Alors que depuis ce samedi 23 mai, la chanteuse et comédienne Camélia Jordana est au cœur de la polémique après ses propos anti-flics sur le plateau d'On n'est pas couché, on réalise que ces accusations envers les forces de l'ordre ne sont pas les premières émanant de la jeune artiste.

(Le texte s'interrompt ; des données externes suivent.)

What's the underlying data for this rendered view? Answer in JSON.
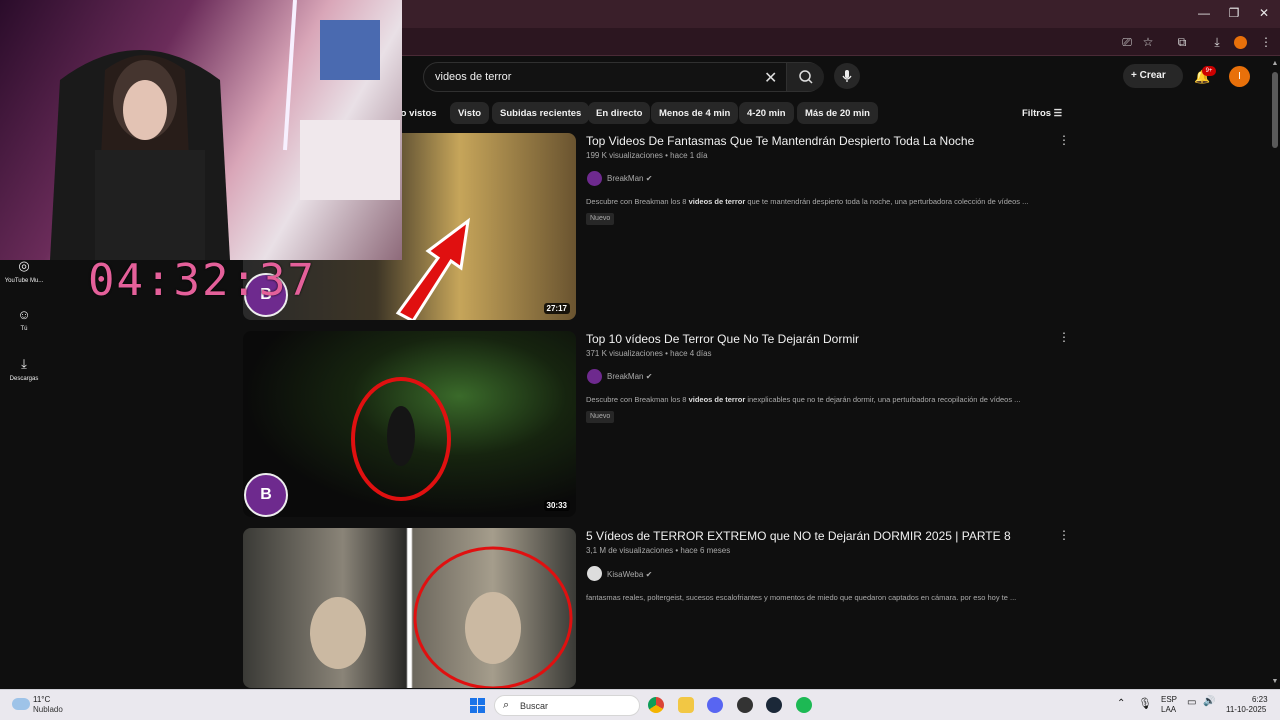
{
  "search": {
    "query": "videos de terror"
  },
  "header": {
    "create_label": "Crear",
    "notif_count": "9+",
    "avatar_initial": "I"
  },
  "chips": [
    "lo vistos",
    "Visto",
    "Subidas recientes",
    "En directo",
    "Menos de 4 min",
    "4-20 min",
    "Más de 20 min"
  ],
  "filters_label": "Filtros",
  "sidebar": {
    "items": [
      {
        "label": "YouTube Mu...",
        "icon": "youtube-music-icon"
      },
      {
        "label": "Tú",
        "icon": "user-icon"
      },
      {
        "label": "Descargas",
        "icon": "download-icon"
      }
    ]
  },
  "overlay": {
    "timer": "04:32:37"
  },
  "videos": [
    {
      "title": "Top Videos De Fantasmas Que Te Mantendrán Despierto Toda La Noche",
      "meta": "199 K visualizaciones • hace 1 día",
      "channel": "BreakMan",
      "desc_pre": "Descubre con Breakman los 8 ",
      "desc_bold": "videos de terror",
      "desc_post": " que te mantendrán despierto toda la noche, una perturbadora colección de vídeos ...",
      "badge": "Nuevo",
      "duration": "27:17"
    },
    {
      "title": "Top 10 vídeos De Terror Que No Te Dejarán Dormir",
      "meta": "371 K visualizaciones • hace 4 días",
      "channel": "BreakMan",
      "desc_pre": "Descubre con Breakman los 8 ",
      "desc_bold": "videos de terror",
      "desc_post": " inexplicables que no te dejarán dormir, una perturbadora recopilación de vídeos ...",
      "badge": "Nuevo",
      "duration": "30:33"
    },
    {
      "title": "5 Vídeos de TERROR EXTREMO que NO te Dejarán DORMIR 2025 | PARTE 8",
      "meta": "3,1 M de visualizaciones • hace 6 meses",
      "channel": "KisaWeba",
      "desc_pre": "fantasmas reales, poltergeist, sucesos escalofriantes y momentos de miedo que quedaron captados en cámara. por eso hoy te ...",
      "desc_bold": "",
      "desc_post": "",
      "badge": "",
      "duration": ""
    }
  ],
  "taskbar": {
    "weather_temp": "11°C",
    "weather_cond": "Nublado",
    "search_placeholder": "Buscar",
    "lang_top": "ESP",
    "lang_bottom": "LAA",
    "time": "6:23",
    "date": "11-10-2025"
  },
  "colors": {
    "accent_red": "#cc0000",
    "avatar_orange": "#e8700a",
    "timer_pink": "#e4609a"
  }
}
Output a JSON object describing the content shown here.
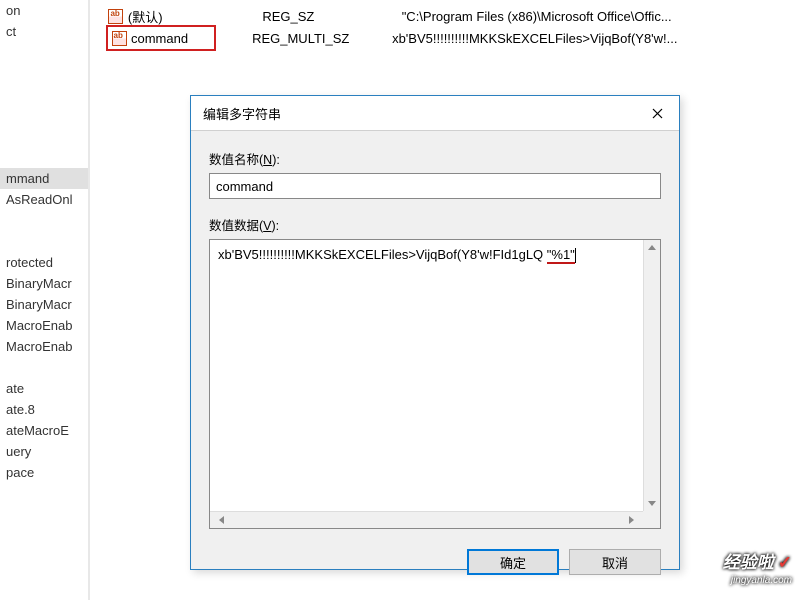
{
  "tree_items": [
    {
      "label": "on"
    },
    {
      "label": "ct"
    },
    {
      "label": ""
    },
    {
      "label": ""
    },
    {
      "label": ""
    },
    {
      "label": ""
    },
    {
      "label": ""
    },
    {
      "label": ""
    },
    {
      "label": "mmand",
      "selected": true
    },
    {
      "label": "AsReadOnl"
    },
    {
      "label": ""
    },
    {
      "label": ""
    },
    {
      "label": "rotected"
    },
    {
      "label": "BinaryMacr"
    },
    {
      "label": "BinaryMacr"
    },
    {
      "label": "MacroEnab"
    },
    {
      "label": "MacroEnab"
    },
    {
      "label": ""
    },
    {
      "label": "ate"
    },
    {
      "label": "ate.8"
    },
    {
      "label": "ateMacroE"
    },
    {
      "label": "uery"
    },
    {
      "label": "pace"
    },
    {
      "label": ""
    }
  ],
  "list_rows": [
    {
      "name": "(默认)",
      "type": "REG_SZ",
      "data": "\"C:\\Program Files (x86)\\Microsoft Office\\Offic..."
    },
    {
      "name": "command",
      "type": "REG_MULTI_SZ",
      "data": "xb'BV5!!!!!!!!!!MKKSkEXCELFiles>VijqBof(Y8'w!..."
    }
  ],
  "dialog": {
    "title": "编辑多字符串",
    "name_label_pre": "数值名称(",
    "name_label_u": "N",
    "name_label_post": "):",
    "name_value": "command",
    "data_label_pre": "数值数据(",
    "data_label_u": "V",
    "data_label_post": "):",
    "data_value_pre": "xb'BV5!!!!!!!!!!MKKSkEXCELFiles>VijqBof(Y8'w!FId1gLQ ",
    "data_value_hl": "\"%1\"",
    "ok": "确定",
    "cancel": "取消"
  },
  "icon_text": "ab",
  "watermark": {
    "main": "经验啦",
    "check": "✓",
    "sub": "jingyanla.com"
  }
}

En 2018 déjà, son clip Freddie Gray (réalisé en animation) mettait en scène des hommes noirs totalement nus se faisant exécuter par un policier comme dans un jeu vidéo. Chacune des victimes tenait une pancarte faisant référence à son nom et à la date de sa mort. Sur l’une d’entre elles, on pouvait lire "Adama Traoré, 19 juillet 2016", avant que sa tête n’explose sous l’impact d’une balle tirée à bout portant. Un clip qui voulait dénoncer les violences policières et jeter un coup de projecteur sur la récente mort d'Adama Traoré, un jeune homme de 24 ans interpellé en 2016 par la police et supposément mort d'une crise cardiaque alors qu'il se faisait contrôler.

"Montrer la cruauté dans la normalité"

En 2019, dans les colonnes des Inrockuptibles, on trouvait à ce sujet une discussion entre Camelia Jordana et Assa Traoré, la sœur du jeune homme décédé. "Ce qui était important pour moi c’est qu’on voit la cruauté dans la normalité", avançait la jeune artiste comme un fait établi. "Après ça, dans le clip, le personnage du flic rentre chez lui avec son fils, dort avec sa femme et le lendemain rebelote, il allume la lumière et c’est...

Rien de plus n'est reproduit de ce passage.